A few days ago I was doing some research for a client and came across an article called, “Just Keep Scrolling! How To Design Lengthy, Lengthy Pages“. There are portions of this article that are a bit technical and geared toward designers and developers, but you don’t have to be a professional to get something out of the post. Here are the high points of the article that can be beneficial to anyone in marketing (or anyone with a website, really).
Why should you be paying attention to the long scrolling page trend?
This type of site design is a growing trend because it lets users look at content without the interruption of having to go from page to page. Anything that can be done to improve UX (user experience) is extremely important, because having a website with good UX is a key part of your brand.
Also, pages with a long scrolling design work very well on mobile, which is very important now that more than half of all web browsing is done using mobile devices.
Key Takeaways & Big Ideas of the Article
- When to use this design
- If your site has lots of content, or the content that you have is trying to tell a story.
- 10 steps to implement this design and promote a good UX.
- Encourage users to scroll
- Keep nav options present
- Make sure back button works properly
- Change URL based on scroll position
- Consider jump-to options
- Provide visual feedback when loading new content
- Don’t hijack scrolling
- Optimize page-loading time
- Consider how much resources your page consumes
- Consider user behavior on the page
- Special considerations & benefits for using on e-commerce sites
- This format lets users scroll through results or products without interruption.

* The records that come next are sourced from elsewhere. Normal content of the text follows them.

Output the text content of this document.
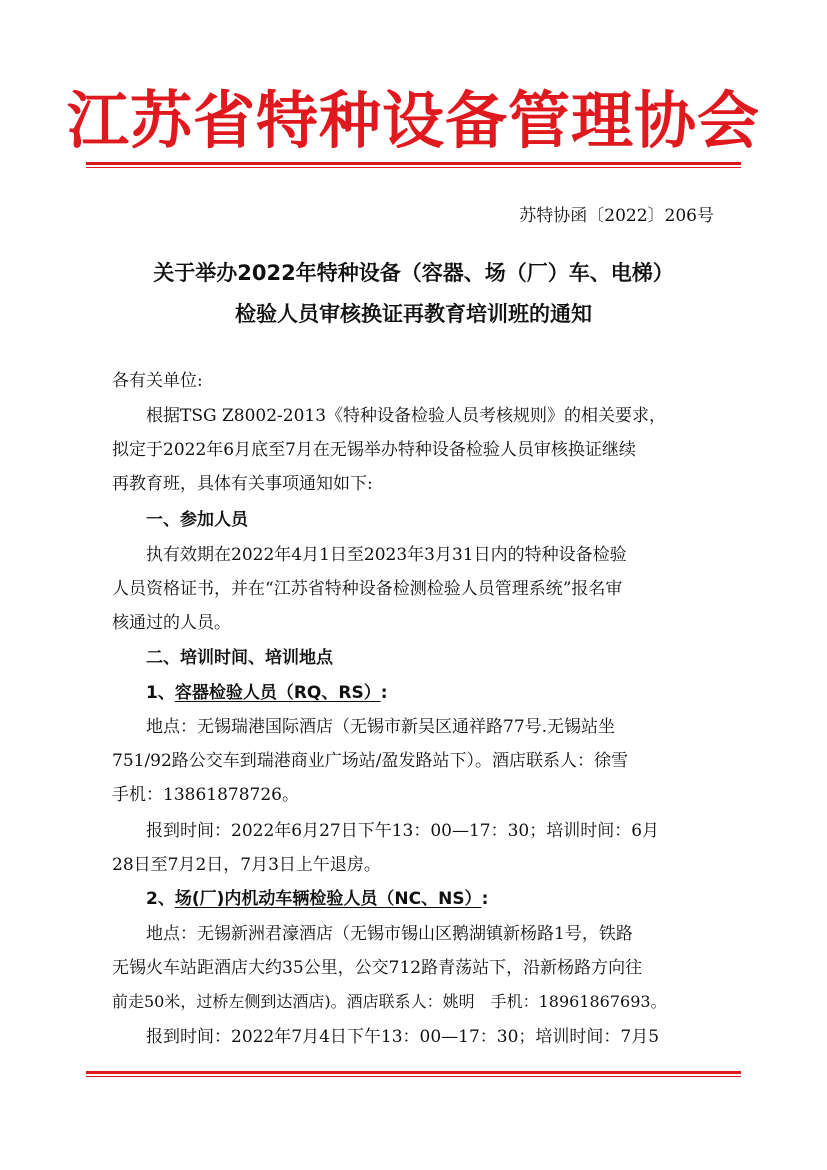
江苏省特种设备管理协会
苏特协函〔2022〕206号
关于举办2022年特种设备（容器、场（厂）车、电梯）
检验人员审核换证再教育培训班的通知
各有关单位:
根据TSG Z8002-2013《特种设备检验人员考核规则》的相关要求，
拟定于2022年6月底至7月在无锡举办特种设备检验人员审核换证继续
再教育班，具体有关事项通知如下:
一、参加人员
执有效期在2022年4月1日至2023年3月31日内的特种设备检验
人员资格证书，并在“江苏省特种设备检测检验人员管理系统”报名审
核通过的人员。
二、培训时间、培训地点
1、容器检验人员（RQ、RS）:
地点：无锡瑞港国际酒店（无锡市新吴区通祥路77号.无锡站坐
751/92路公交车到瑞港商业广场站/盈发路站下）。酒店联系人：徐雪
手机：13861878726。
报到时间：2022年6月27日下午13：00—17：30；培训时间：6月
28日至7月2日，7月3日上午退房。
2、场(厂)内机动车辆检验人员（NC、NS）:
地点：无锡新洲君濠酒店（无锡市锡山区鹅湖镇新杨路1号，铁路
无锡火车站距酒店大约35公里，公交712路青荡站下，沿新杨路方向往
前走50米，过桥左侧到达酒店)。酒店联系人：姚明　手机：18961867693。
报到时间：2022年7月4日下午13：00—17：30；培训时间：7月5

- Parallax effect for long scrolling
- What is it the parallax effect? The article describes it as when the “background image moves more slowly than the content in the foreground, creating the illusion of depth and immersion. This effect makes imagery feel less flat and more three-dimensional.”
MINDSCAPE 2 Cents
Long scrolling designs are great if you have the volume of content on your site to support one. If your website has more minimal content, it might be better to consider another format.